Sex workers from Poland (4%), Hungary (4%) and Latvia, Lithuania, Estonia, Slovakia and the Czech Republic (on 3% each) are also a growing part of the sector.

The figures stand in contrast to 2006 when Russia and Ukraine topped the league table.

Prostitutes from Nigeria, Brazil, Belarus and Thailand continue to feature prominently in the survey then as now, however.

"The most significant factor [behind the changes] seems to be the enlargement of the EU, as people from the new EU countries no longer require visas to be able to travel within its borders, while stricter conditions for getting visas apply to non-EU citizens," the Tampep report says.

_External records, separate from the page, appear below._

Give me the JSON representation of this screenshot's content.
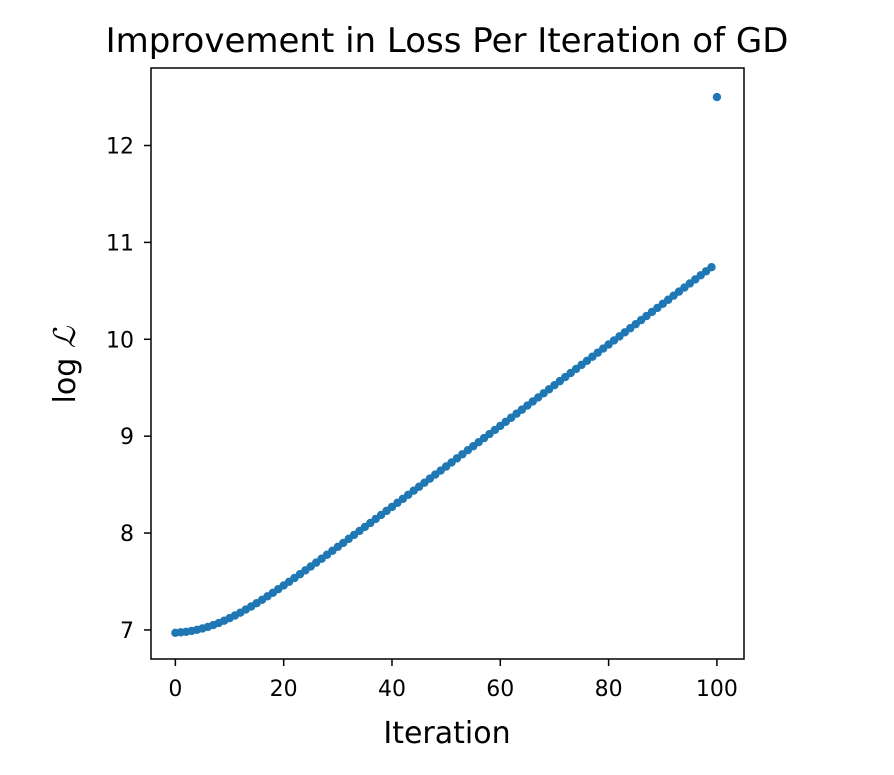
{
  "chart_data": {
    "type": "scatter",
    "title": "Improvement in Loss Per Iteration of GD",
    "xlabel": "Iteration",
    "ylabel": {
      "prefix": "log ",
      "symbol": "ℒ"
    },
    "xlim": [
      -4.5,
      105
    ],
    "ylim": [
      6.7,
      12.8
    ],
    "xticks": [
      0,
      20,
      40,
      60,
      80,
      100
    ],
    "yticks": [
      7,
      8,
      9,
      10,
      11,
      12
    ],
    "grid": false,
    "legend": "none",
    "marker_color": "#1f77b4",
    "x_start": 0,
    "x_end": 100,
    "x_step": 1,
    "y": [
      6.97,
      6.975,
      6.981,
      6.99,
      7.001,
      7.015,
      7.031,
      7.05,
      7.071,
      7.095,
      7.121,
      7.149,
      7.178,
      7.21,
      7.242,
      7.276,
      7.311,
      7.347,
      7.383,
      7.421,
      7.459,
      7.497,
      7.536,
      7.575,
      7.615,
      7.655,
      7.695,
      7.735,
      7.776,
      7.817,
      7.858,
      7.898,
      7.94,
      7.981,
      8.022,
      8.063,
      8.104,
      8.146,
      8.187,
      8.229,
      8.27,
      8.312,
      8.353,
      8.395,
      8.437,
      8.478,
      8.52,
      8.562,
      8.604,
      8.645,
      8.687,
      8.729,
      8.771,
      8.813,
      8.855,
      8.896,
      8.938,
      8.98,
      9.022,
      9.064,
      9.106,
      9.148,
      9.19,
      9.232,
      9.274,
      9.316,
      9.358,
      9.4,
      9.442,
      9.484,
      9.526,
      9.568,
      9.61,
      9.652,
      9.694,
      9.736,
      9.778,
      9.82,
      9.862,
      9.904,
      9.946,
      9.988,
      10.03,
      10.072,
      10.114,
      10.156,
      10.198,
      10.24,
      10.282,
      10.324,
      10.366,
      10.408,
      10.45,
      10.492,
      10.534,
      10.576,
      10.618,
      10.66,
      10.702,
      10.744,
      12.5
    ]
  }
}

"The extremely high level of migration flow from central and eastern Europe, almost 70 percent, is testament to the great economic and social inequalities that prompt this movement."

Focusing in on some of the figures, the Tampep survey found that impoverished ethnic minorities often do the most dangerous kind of work: In Romania, more than half of all street prostitutes are Roma. In the Baltic states, the same is true of ethnic Russians.

The Tampep report shows striking differences in the EU sex industry across the east/west divide.

In most western countries, such as Denmark (65%), Finland (69%), Germany (65%), Greece (73%), Italy (90%), Spain (90%), Austria (78%), Belgium (60%), France (61%) and the Netherlands (60%), the vast majority of prostitutes are migrants.

But in former Communist countries the reverse is true, with, for example 98 percent of sex workers in Slovakia, Romania and Bulgaria, 90 percent in Lithuania and 66 percent in Poland being of national origin.

In some western countries, the change in demographic in the years following EU enlargement is startling.

Denmark went from 50 percent migrant workers to 65 percent in the past few years. Italy went from 80 percent to 90 percent and Spain jumped from 70 percent to 90 percent.